Edit: Checked with nmcli. Dns-priority is back at 0. So it seems that the dns-priority resets to 0 after a disconnect. Is there a way to save the configuration after disconnect?

I would say “yes” although it is something that you need to decide. It is important only if you may have multiple connections active at the same time (e.g. wireless and wired). Negative dns-priority for a connection replaces all DNS servers in /etc/resolv.conf with DNS servers for this connection. Non-negative value adds DNS servers but leaves existing. VPN always means at least two simultaneous connections - “base” one (to reach VPN server) and VPN connection. So you need to tell NetworkManager to replace DNS servers from “base” connection with DNS servers from VPN connections.

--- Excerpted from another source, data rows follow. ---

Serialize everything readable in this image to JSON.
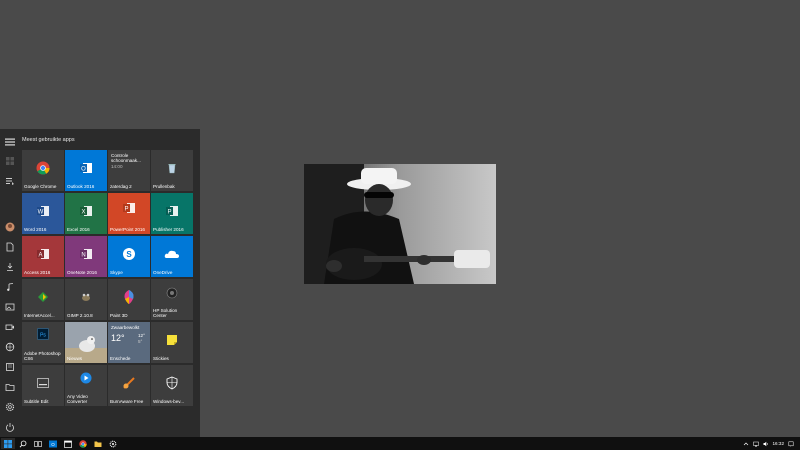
{
  "start_menu": {
    "group_title": "Meest gebruikte apps",
    "tiles": {
      "chrome": "Google Chrome",
      "outlook": "Outlook 2016",
      "controle_line1": "Controle",
      "controle_line2": "schoonmaak...",
      "controle_time": "14:00",
      "controle_day": "zaterdag 2",
      "prullenbak": "Prullenbak",
      "word": "Word 2016",
      "excel": "Excel 2016",
      "powerpoint": "PowerPoint 2016",
      "publisher": "Publisher 2016",
      "access": "Access 2016",
      "onenote": "OneNote 2016",
      "skype": "Skype",
      "onedrive": "OneDrive",
      "internetaccel": "InternetAccel...",
      "gimp": "GIMP 2.10.8",
      "paint3d": "Paint 3D",
      "hp_solution": "HP Solution Center",
      "photoshop": "Adobe Photoshop CS6",
      "nieuws": "Nieuws",
      "weather_condition": "Zwaarbewolkt",
      "weather_temp": "12°",
      "weather_hi": "12°",
      "weather_lo": "5°",
      "weather_city": "Enschede",
      "stickies": "Stickies",
      "subtitle_edit": "Subtitle Edit",
      "any_video": "Any Video Converter",
      "burnaware": "BurnAware Free",
      "windows_beveiliging": "Windows-bev..."
    }
  },
  "taskbar": {
    "clock": "16:32"
  },
  "colors": {
    "desktop": "#4a4a4a",
    "start_bg": "#2b2b2b",
    "tile_gray": "#3d3d3d",
    "tile_blue": "#0078d7",
    "word": "#2b579a",
    "excel": "#217346",
    "powerpoint": "#d24726",
    "publisher": "#077568",
    "access": "#a4373a",
    "onenote": "#80397b"
  },
  "icons": [
    "hamburger-icon",
    "user-avatar",
    "document-icon",
    "download-icon",
    "music-icon",
    "picture-icon",
    "video-icon",
    "network-icon",
    "explorer-icon",
    "folder-icon",
    "settings-icon",
    "power-icon"
  ]
}
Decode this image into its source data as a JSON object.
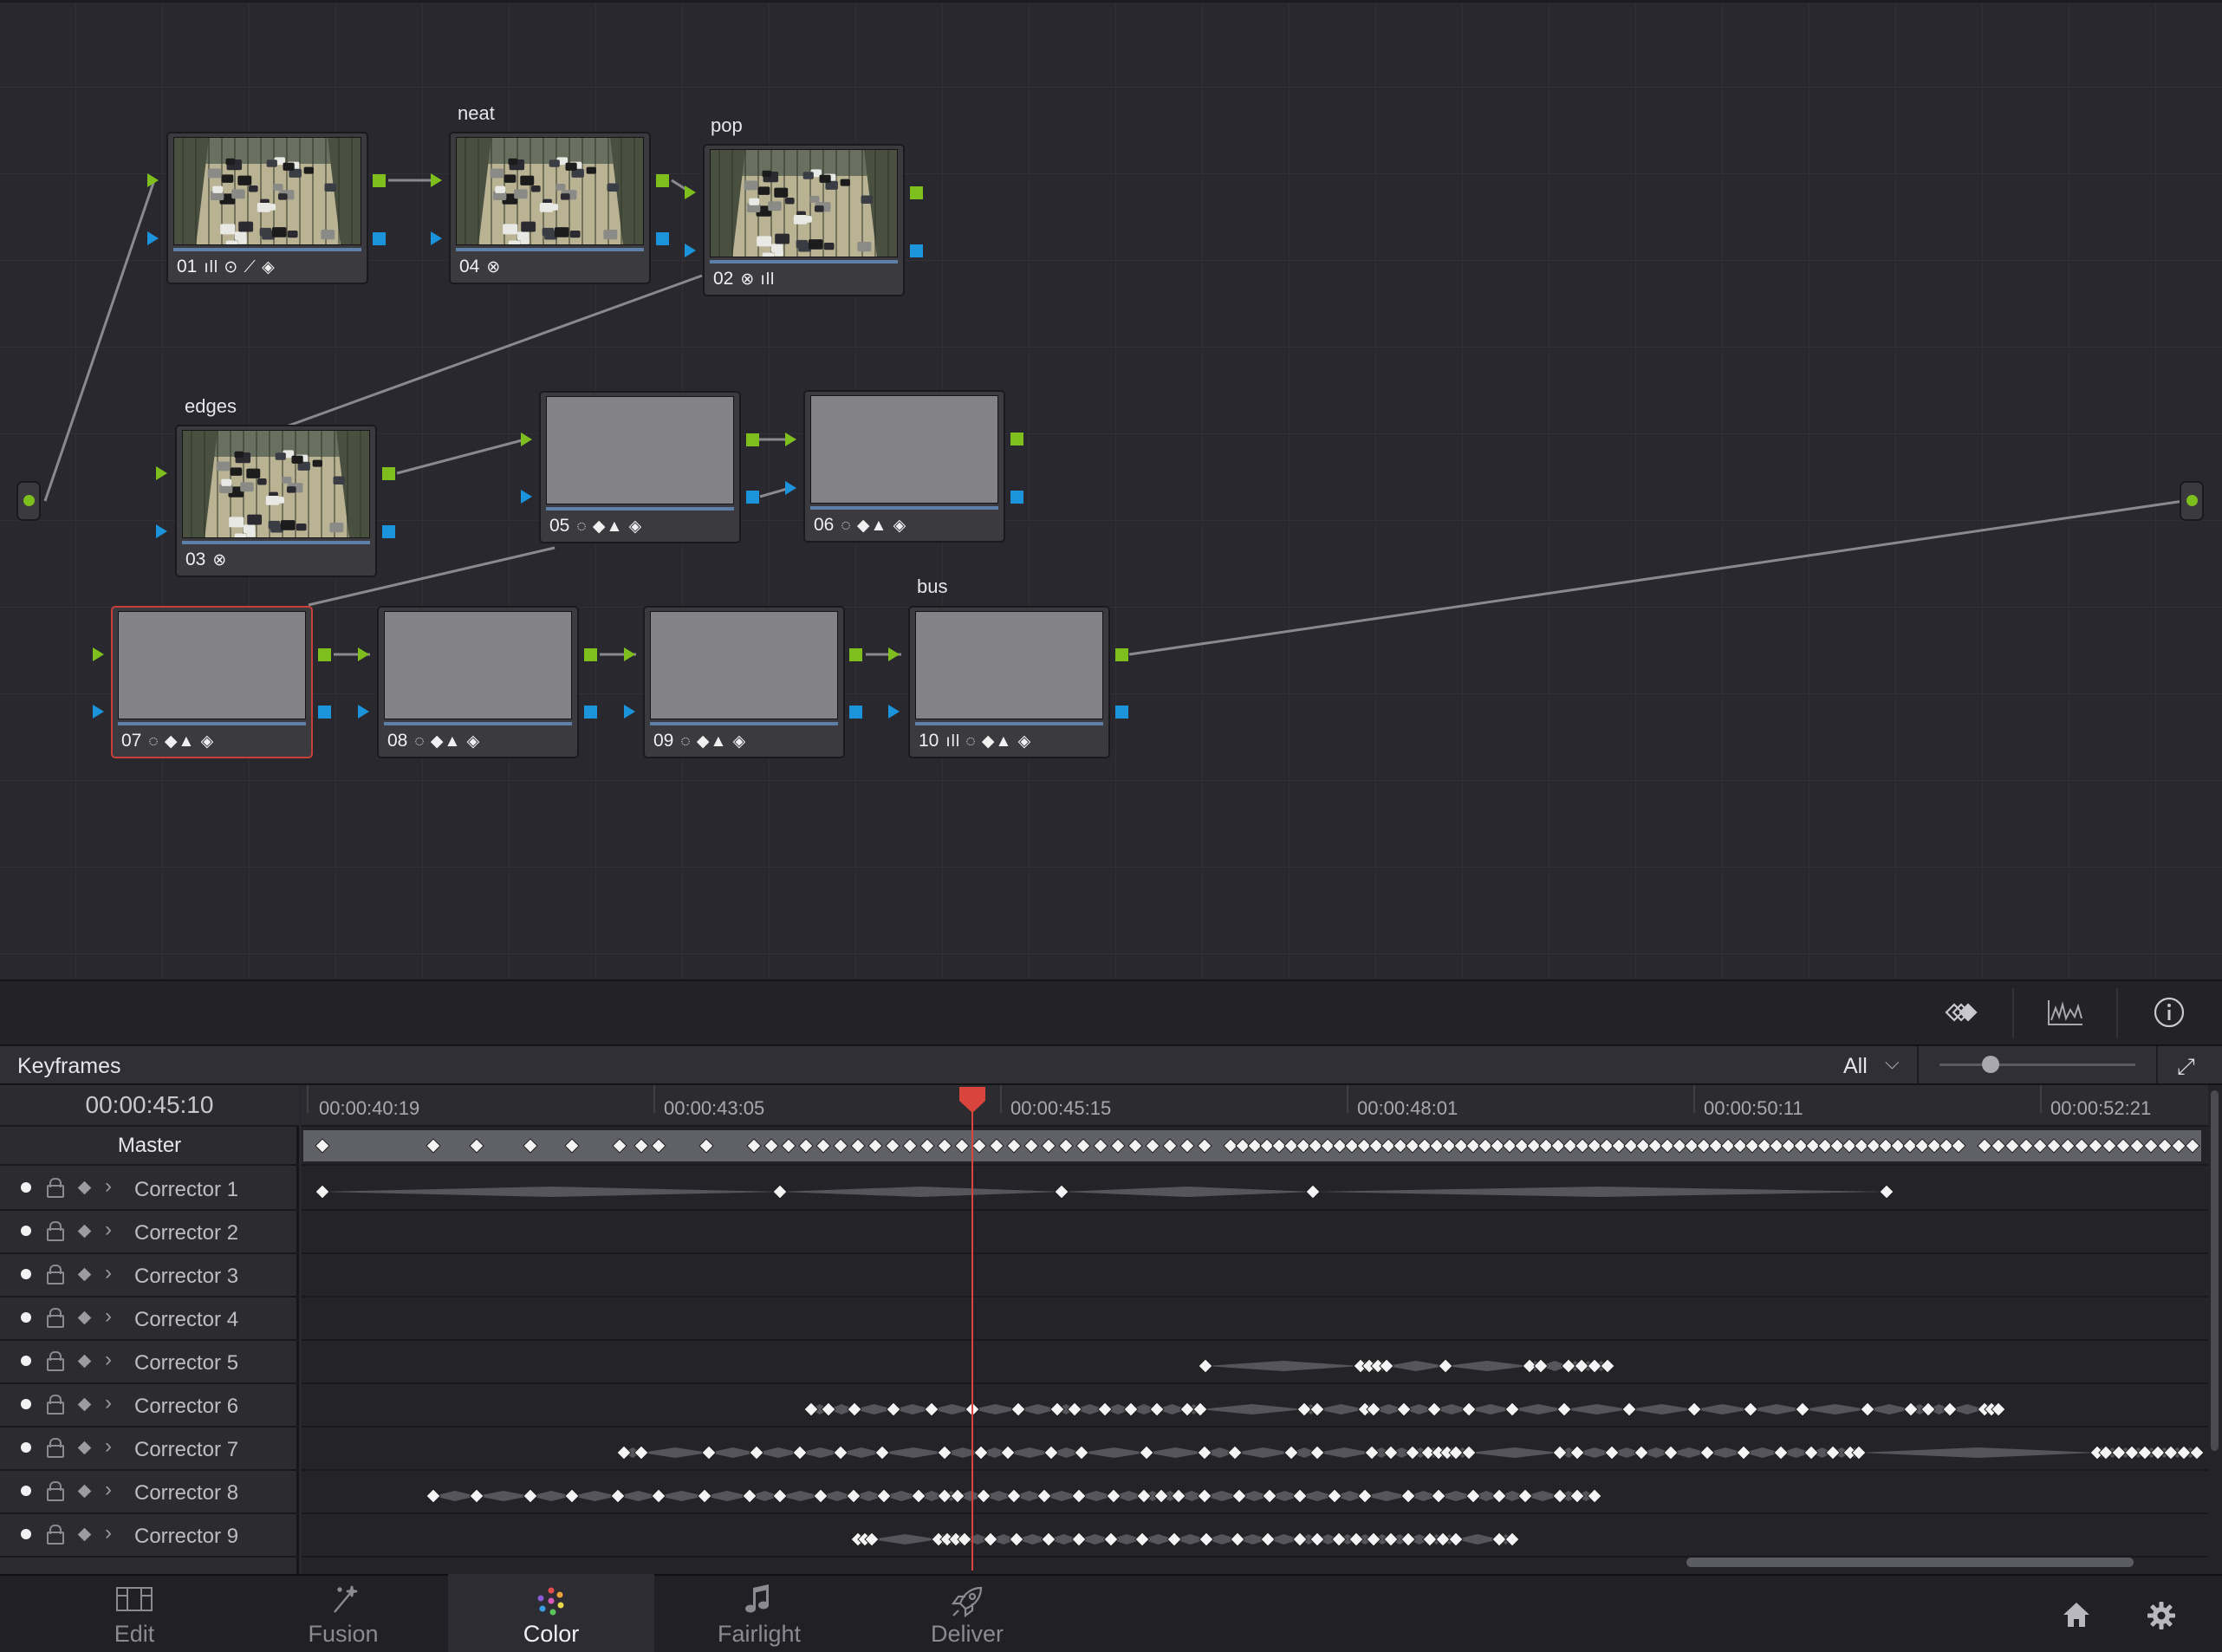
{
  "node_editor": {
    "nodes": [
      {
        "id": "01",
        "label": "",
        "tools": "ıll ⊙ ⟋ ◈",
        "thumb": "traffic"
      },
      {
        "id": "04",
        "label": "neat",
        "tools": "⊗",
        "thumb": "traffic"
      },
      {
        "id": "02",
        "label": "pop",
        "tools": "⊗ ıll",
        "thumb": "traffic"
      },
      {
        "id": "03",
        "label": "edges",
        "tools": "⊗",
        "thumb": "traffic"
      },
      {
        "id": "05",
        "label": "",
        "tools": "◌ ◆▲ ◈",
        "thumb": "gray"
      },
      {
        "id": "06",
        "label": "",
        "tools": "◌ ◆▲ ◈",
        "thumb": "gray"
      },
      {
        "id": "07",
        "label": "",
        "tools": "◌ ◆▲ ◈",
        "thumb": "gray",
        "selected": true
      },
      {
        "id": "08",
        "label": "",
        "tools": "◌ ◆▲ ◈",
        "thumb": "gray"
      },
      {
        "id": "09",
        "label": "",
        "tools": "◌ ◆▲ ◈",
        "thumb": "gray"
      },
      {
        "id": "10",
        "label": "bus",
        "tools": "ıll ◌ ◆▲ ◈",
        "thumb": "gray"
      }
    ]
  },
  "toolbar": {
    "icons": [
      "keyframes-icon",
      "curves-icon",
      "info-icon"
    ]
  },
  "keyframes_panel": {
    "title": "Keyframes",
    "filter": "All",
    "timecode": "00:00:45:10",
    "ruler": [
      "00:00:40:19",
      "00:00:43:05",
      "00:00:45:15",
      "00:00:48:01",
      "00:00:50:11",
      "00:00:52:21"
    ],
    "master_label": "Master",
    "tracks": [
      "Corrector 1",
      "Corrector 2",
      "Corrector 3",
      "Corrector 4",
      "Corrector 5",
      "Corrector 6",
      "Corrector 7",
      "Corrector 8",
      "Corrector 9"
    ],
    "playhead_color": "#d9453d"
  },
  "pages": [
    {
      "label": "Edit",
      "icon": "edit-icon"
    },
    {
      "label": "Fusion",
      "icon": "fusion-icon"
    },
    {
      "label": "Color",
      "icon": "color-icon",
      "active": true
    },
    {
      "label": "Fairlight",
      "icon": "fairlight-icon"
    },
    {
      "label": "Deliver",
      "icon": "deliver-icon"
    }
  ],
  "corner_icons": [
    "home-icon",
    "settings-icon"
  ]
}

In general if you are not sure you need to change something better not to change.

If someone knows the name of a WiFi network

I was not interested in your WiFi connection. We are talking about VPN here.

Show content of /etc/resolv.conf before and after VPN connection is established.

I briefly tested GNOME and KDE TW in default settings and although base DNS server is retained, VPN servers by default have higher priority so checks with https://ipleak.net/ do not show “my ISP servers”. This is expected as by default Linux resolver tries the first server listed in /etc/resolv.conf.

Applications can modify resolver behavior, in particular request server rotation, but setting ipv4.dns-priority to -1 leaves only VPN DNS servers.